Prisoners secretly shipped out of Iraq

The Washington Post reports on the existence of a Justice Department memo authorising the CIA to remove prisoners from Iraq secretly, breaching the Geneva Conventions.

“The draft opinion, written by the Justice Department’s Office of Legal Counsel and dated March 19, 2004, refers to both Iraqi citizens and foreigners in Iraq, who the memo says are protected by the treaty. It permits the CIA to take Iraqis out of the country to be interrogated for a “brief but not indefinite period.” It also says the CIA can permanently remove persons deemed to be “illegal aliens” under “local immigration law.”

Some specialists in international law say the opinion amounts to a reinterpretation of one of the most basic rights of Article 49 of the Fourth Geneva Convention, which protects civilians during wartime and occupation, including insurgents who were not part of Iraq’s military.

The treaty prohibits the “[i]ndividual or mass forcible transfers, as well as deportations of protected persons from occupied territory . . . regardless of their motive.”

The 1949 treaty notes that a violation of this particular provision constitutes a “grave breach” of the accord, and thus a “war crime” under U.S. federal law, according to a footnote in the Justice Department draft. “For these reasons,” the footnote reads, “we recommend that any contemplated relocations of ‘protected persons’ from Iraq to facilitate interrogation be carefully evaluated for compliance with Article 49 on a case by case basis.” It says that even persons removed from Iraq retain the treaty’s protections, which would include humane treatment and access to international monitors.”

The mention of “illegal aliens” is interesting, as it’s a possible catch-all clause. If they “suspect” you’re an illegal alien under Iraqi law, I suppose you can be rousted. This may be significant as the US Government has declared that, unlike in Afghanistan, it considers the Geneva Conventions applicable to prisoners in Iraq. The only details we have about any of the so-called “ghost detainees”, the prisoners held for “other government agencies” whose existence was revealed in the Abu Ghraibh torture investigation, regard the case of Hiwa Abdul Rahman Rashid.

“Rashul, a suspected member of the Iraqi Al-Ansar terrorist group, was captured by Kurdish soldiers in June or July of 2003 and turned over to the CIA, which whisked him to Afghanistan for interrogation.

In October, White House counsel Alberto R. Gonzales asked the Office of Legal Counsel to write an opinion on “protected persons” in Iraq and rule on the status of Rashul, according to another U.S. government official involved in the deliberations.

Goldsmith, then head of the office, ruled that Rashul was a “protected person” under the Fourth Geneva Convention and therefore had to be brought back to Iraq, several intelligence and defense officials said.
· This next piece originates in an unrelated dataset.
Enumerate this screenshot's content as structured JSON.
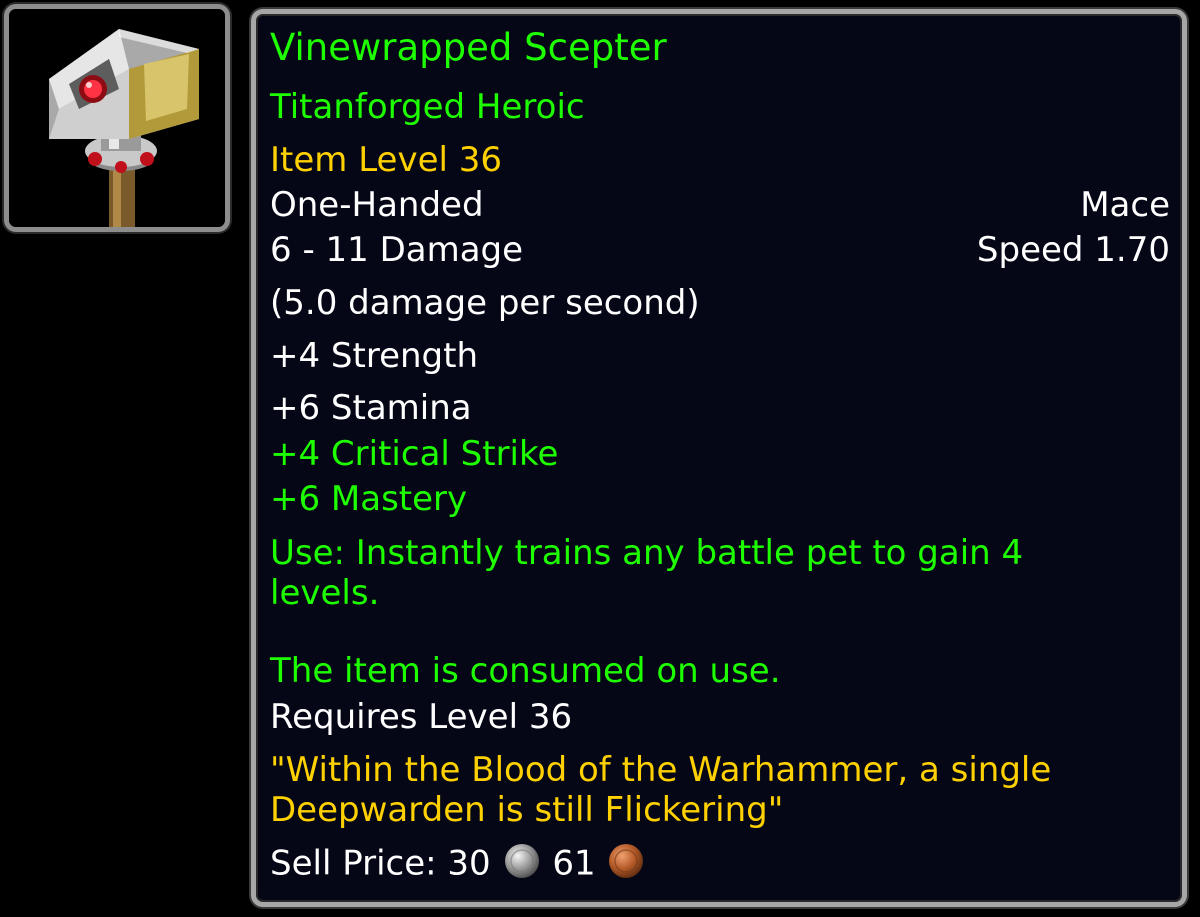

The CIA was not happy with the decision, according to two intelligence officials. It promptly brought Rashul back and suspended any other transfers out of the country.

At the same time, when transferring Rashul back to Iraq, then-CIA Director George J. Tenet asked Defense Secretary Donald H. Rumsfeld not to give Rashul a prisoner number and to hide him from International Red Cross officials, according to an account provided by Rumsfeld during a June 17 Pentagon news conference. Rumsfeld complied.”
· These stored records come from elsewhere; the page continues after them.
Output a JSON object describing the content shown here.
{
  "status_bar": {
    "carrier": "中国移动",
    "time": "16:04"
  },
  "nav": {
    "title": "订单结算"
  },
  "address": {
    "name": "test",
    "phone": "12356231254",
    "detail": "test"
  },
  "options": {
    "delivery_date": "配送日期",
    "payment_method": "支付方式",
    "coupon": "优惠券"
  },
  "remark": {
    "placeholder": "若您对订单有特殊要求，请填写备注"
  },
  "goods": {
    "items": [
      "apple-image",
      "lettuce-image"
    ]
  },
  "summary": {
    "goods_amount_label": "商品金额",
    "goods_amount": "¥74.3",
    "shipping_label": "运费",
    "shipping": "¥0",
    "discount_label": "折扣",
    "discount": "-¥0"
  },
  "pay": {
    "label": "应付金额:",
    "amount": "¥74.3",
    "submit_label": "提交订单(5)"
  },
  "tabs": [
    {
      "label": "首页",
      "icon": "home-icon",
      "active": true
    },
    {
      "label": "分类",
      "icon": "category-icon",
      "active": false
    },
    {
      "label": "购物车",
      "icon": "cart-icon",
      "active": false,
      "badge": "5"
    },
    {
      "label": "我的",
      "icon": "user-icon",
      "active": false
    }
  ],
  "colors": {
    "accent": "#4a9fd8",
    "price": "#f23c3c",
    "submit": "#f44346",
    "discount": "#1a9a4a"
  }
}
We also know that some other prisoners, arrested in parts of the world as random as the Gambia, were shipped to Afghanistan for interrogation and then to Guantanamo, or indeed the other way round. How are these long-distance transfers being handled? Could this be why Viktor Bout’s airlines are working for the US Government? It would offer the prospect of keeping them off the US Air Force’s books and passenger manifests. Perhaps the bill could be buried in another contract – as was done to support China Air Transport, the forerunner of “Air America”, during the 1950s. (CAT was given contracts to operate routine transport jobs such as delivering the Stars and Stripes, which were inflated to fund its secret activities.)